By Dylan Field
A team of five undergraduate students and one Ph.D. student took home two awards, including the Grand Prize at the inaugural Triangle Health Innovation Challenge on Sunday afternoon. In addition to $9,500 in cash and credit, the winning team gets to present its work at the Health 2.0 NC Triangle event on Sept. 23.
The Triangle Health Innovation Challenge, a three-day event held at the Trent Semans Center for Health Education at Duke University, was organized by Duke and UNC-Chapel Hill students to bring together talent from around the region to solve pressing issues in health care.
Students, clinicians, entrepreneurs, engineers and designers were among the dozens of participants from around the Triangle who brainstormed solutions to 24 problems.
The device the winning students designed would allow physical therapists to monitor how often their patients complete prescribed exercises and whether patients do the exercises correctly.
Tannya Cai, an undergraduate researcher at Duke, said one of the device’s biggest benefits is that it would give real-time feedback to the patient that could help the patient avoid additional injuries.
Like the other contestants at the conference, Cai and her teammates – Maghana Shamsunder, Mihir Pershad, Dhruv Patel, Shih-Han Chang and Cameron Valadez – came up with the idea for their device and built it in two days.
“If patients don’t do their physical therapy at home, they are at increased risk for re-injury and they often don’t get better, because most physical therapy ends up being on your own time,” said Pershad, a senior biochemistry major at UNC-Chapel Hill.
During his team’s pitch, he estimated that 70 percent of patients fail to do their required exercises.
Other winning pitches included a breathing-exercise device for people who suffer from chronic lung diseases, a waiting room scheduling app and a real-time electronic health record app.

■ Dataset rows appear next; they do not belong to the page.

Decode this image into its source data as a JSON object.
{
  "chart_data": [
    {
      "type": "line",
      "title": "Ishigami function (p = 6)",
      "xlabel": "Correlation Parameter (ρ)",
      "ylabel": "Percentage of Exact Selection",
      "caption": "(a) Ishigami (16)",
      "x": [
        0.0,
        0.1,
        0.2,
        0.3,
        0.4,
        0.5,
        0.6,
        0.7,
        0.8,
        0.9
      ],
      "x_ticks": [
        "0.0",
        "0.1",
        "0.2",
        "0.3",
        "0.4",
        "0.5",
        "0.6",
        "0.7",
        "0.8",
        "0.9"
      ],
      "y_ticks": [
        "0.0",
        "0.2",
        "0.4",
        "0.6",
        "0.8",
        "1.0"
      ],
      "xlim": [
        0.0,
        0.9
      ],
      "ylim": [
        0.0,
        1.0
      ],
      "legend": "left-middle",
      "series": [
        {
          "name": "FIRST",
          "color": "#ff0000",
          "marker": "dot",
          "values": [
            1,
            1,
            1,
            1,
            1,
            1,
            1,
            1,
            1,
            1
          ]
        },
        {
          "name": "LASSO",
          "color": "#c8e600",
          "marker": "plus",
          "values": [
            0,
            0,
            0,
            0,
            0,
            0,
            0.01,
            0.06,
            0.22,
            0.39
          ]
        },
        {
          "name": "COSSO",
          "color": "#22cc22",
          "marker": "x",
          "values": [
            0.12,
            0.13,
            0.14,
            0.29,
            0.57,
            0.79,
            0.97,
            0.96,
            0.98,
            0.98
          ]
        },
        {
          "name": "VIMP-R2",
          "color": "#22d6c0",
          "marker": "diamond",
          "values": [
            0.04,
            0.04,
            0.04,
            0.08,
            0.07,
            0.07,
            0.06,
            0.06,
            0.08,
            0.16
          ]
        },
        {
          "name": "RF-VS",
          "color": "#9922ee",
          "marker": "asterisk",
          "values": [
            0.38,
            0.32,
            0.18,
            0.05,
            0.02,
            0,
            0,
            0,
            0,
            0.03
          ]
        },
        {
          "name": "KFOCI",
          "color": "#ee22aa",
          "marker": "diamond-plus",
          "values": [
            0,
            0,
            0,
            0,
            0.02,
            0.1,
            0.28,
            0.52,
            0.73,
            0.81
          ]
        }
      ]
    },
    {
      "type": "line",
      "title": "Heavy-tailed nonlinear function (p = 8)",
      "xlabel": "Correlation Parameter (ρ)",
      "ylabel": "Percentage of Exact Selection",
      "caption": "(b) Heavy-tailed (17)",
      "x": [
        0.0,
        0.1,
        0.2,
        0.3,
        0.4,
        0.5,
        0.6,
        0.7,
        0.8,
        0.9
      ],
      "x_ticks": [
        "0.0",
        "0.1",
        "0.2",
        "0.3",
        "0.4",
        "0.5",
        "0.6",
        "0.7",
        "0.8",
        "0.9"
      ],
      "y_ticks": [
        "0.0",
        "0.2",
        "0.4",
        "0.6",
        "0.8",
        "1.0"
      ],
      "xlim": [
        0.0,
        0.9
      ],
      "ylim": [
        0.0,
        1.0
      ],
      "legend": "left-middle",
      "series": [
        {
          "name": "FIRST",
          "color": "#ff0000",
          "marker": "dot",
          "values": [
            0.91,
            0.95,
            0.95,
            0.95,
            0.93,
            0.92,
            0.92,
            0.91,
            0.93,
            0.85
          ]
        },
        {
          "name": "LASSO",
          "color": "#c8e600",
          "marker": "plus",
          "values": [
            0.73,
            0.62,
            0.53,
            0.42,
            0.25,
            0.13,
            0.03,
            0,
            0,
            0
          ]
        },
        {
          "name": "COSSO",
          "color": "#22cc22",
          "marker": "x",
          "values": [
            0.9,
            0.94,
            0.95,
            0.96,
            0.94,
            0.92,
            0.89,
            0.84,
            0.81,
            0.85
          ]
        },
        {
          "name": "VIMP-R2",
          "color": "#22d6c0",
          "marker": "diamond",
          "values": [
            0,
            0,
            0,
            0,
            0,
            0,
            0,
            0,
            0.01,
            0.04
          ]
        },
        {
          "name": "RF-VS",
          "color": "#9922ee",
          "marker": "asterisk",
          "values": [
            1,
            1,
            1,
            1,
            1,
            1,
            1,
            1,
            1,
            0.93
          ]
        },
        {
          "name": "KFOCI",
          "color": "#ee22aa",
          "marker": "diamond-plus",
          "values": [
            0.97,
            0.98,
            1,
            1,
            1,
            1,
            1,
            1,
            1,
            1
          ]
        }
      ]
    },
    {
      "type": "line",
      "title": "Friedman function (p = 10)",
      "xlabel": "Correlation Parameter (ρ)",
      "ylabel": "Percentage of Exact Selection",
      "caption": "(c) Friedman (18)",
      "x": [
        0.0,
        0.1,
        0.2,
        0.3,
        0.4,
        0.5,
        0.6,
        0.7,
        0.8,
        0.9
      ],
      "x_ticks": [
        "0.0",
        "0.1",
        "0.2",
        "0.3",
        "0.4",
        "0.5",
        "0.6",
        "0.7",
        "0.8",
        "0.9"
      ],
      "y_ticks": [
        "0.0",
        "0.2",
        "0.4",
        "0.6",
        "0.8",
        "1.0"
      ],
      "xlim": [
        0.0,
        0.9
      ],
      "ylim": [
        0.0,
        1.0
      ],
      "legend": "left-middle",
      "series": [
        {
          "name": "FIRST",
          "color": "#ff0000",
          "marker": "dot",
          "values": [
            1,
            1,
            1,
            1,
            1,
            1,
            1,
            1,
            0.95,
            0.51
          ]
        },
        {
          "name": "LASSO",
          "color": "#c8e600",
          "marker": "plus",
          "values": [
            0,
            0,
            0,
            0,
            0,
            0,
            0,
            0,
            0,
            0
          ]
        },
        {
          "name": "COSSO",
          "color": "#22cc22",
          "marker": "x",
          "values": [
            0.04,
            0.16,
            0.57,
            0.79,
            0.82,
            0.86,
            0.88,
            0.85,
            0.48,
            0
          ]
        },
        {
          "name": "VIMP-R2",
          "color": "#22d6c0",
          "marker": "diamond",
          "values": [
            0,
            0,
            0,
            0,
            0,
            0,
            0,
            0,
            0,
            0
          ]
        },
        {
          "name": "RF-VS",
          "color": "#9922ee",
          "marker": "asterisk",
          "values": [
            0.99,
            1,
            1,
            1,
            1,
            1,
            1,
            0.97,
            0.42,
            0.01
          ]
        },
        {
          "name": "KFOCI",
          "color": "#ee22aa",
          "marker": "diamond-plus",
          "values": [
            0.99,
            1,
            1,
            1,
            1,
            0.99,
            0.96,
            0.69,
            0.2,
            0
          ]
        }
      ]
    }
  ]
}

Fifteen teams made three-minute pitches for their products to a panel of judges. Then the student teams took questions from the judges.
The judges for the top three innovation prizes, as well as the Mosaic Health Solutions Prize, were P. Kay Wagoner, entrepreneur-in-residence at the Eshelman Institute for Innovation; Bobby Bahram, managing partner at Excelerate Health Ventures; and Eric Poon, chief health information officer at the Duke University Health System. Andrew Hooge from Validic was the judge for the Validic mHealth Prize.
Teams were judged on the impact their idea might have, how well they executed their idea, the business plan attached to the idea, the composition of the team and the pitch itself.